The library provides GetParsedType<T> utility type that infers the exact return type from your schema:

import type { ParseSchema, GetParsedType } from "@yuji-min/google-docs-parser";

const schema = {
  sections: [
    { title: { name: "Bio", namedStyleType: "HEADING_1" } },
    {
      title: { name: "Skills", namedStyleType: "HEADING_1" },
      content: { kind: "list", keyDelimiter: ":", delimiter: "," },
    },
    {
      title: { name: "Career", namedStyleType: "HEADING_1" },
      content: {
        kind: "tree",
        node: {
          title: {
            namedStyleType: "HEADING_2",
            keys: ["role", "company", "period"],
            delimiter: "|",
          },
          content: { kind: "list" },
        },
      },
    },
  ],
} as const satisfies ParseSchema;

// ✅ Fully inferred type - no manual interfaces needed!
type MyData = GetParsedType<typeof schema>;

// Equivalent to:
// {
//   Bio: string;
//   Skills: { key: string; value: string[] }[];
//   Career: {
//     title: { role: string; company: string; period: string };
//     content: string[];
//   }[];
// }

Note: Always use as const satisfies ParseSchema for accurate type inference.


🧪 Testing

We use Vitest for testing. The repository includes a comprehensive test suite covering parsers, cursors, and authentication logic.

# Run tests
npm test

# Run tests with coverage
npm run test:coverage

🤝 Contributing

Contributions are welcome!
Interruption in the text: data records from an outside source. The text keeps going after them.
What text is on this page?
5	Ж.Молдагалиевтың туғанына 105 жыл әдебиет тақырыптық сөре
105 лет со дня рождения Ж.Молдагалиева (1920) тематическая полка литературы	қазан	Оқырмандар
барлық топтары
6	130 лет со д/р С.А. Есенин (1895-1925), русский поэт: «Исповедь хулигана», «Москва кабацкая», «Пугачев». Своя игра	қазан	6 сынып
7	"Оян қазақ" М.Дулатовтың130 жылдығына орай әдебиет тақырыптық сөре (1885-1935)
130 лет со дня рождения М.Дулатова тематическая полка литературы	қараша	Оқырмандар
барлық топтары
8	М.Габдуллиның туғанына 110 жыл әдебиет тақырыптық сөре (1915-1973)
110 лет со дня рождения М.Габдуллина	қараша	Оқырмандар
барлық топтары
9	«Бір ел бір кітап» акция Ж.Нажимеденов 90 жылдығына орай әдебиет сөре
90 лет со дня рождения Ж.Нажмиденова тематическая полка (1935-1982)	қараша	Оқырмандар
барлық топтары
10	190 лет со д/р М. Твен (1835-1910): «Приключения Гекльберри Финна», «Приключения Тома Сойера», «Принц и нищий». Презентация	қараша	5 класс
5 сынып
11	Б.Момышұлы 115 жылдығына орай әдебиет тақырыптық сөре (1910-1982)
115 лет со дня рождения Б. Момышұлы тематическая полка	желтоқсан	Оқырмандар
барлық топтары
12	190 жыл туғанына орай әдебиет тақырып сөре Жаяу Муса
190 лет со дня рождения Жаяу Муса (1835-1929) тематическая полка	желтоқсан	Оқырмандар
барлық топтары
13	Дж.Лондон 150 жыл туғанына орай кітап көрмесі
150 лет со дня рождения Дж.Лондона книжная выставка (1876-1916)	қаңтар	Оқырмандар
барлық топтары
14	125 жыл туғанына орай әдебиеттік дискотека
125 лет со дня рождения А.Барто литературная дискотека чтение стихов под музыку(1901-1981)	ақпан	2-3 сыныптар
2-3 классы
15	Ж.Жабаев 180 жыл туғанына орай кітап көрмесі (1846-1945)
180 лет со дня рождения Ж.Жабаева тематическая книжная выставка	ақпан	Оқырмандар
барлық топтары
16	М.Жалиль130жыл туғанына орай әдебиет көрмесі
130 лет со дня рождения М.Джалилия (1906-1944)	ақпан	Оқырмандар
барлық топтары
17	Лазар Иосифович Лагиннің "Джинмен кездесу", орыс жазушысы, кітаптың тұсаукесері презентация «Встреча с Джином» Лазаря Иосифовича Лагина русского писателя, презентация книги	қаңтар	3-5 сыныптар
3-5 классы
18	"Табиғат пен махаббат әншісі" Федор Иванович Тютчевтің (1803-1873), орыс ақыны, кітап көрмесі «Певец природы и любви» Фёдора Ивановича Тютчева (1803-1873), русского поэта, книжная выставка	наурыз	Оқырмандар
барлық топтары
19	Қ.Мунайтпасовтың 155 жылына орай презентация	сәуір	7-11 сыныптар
If you find a bug or have a feature request, please open an issue.

  1. Fork the repository
  2. Create your feature branch (git checkout -b feature/amazing-feature)
  3. Commit your changes (git commit -m 'Add some amazing feature')
  4. Push to the branch (git push origin feature/amazing-feature)
  5. Open a Pull Request

📃 License

This project is licensed under the MIT License. See the LICENSE file for details.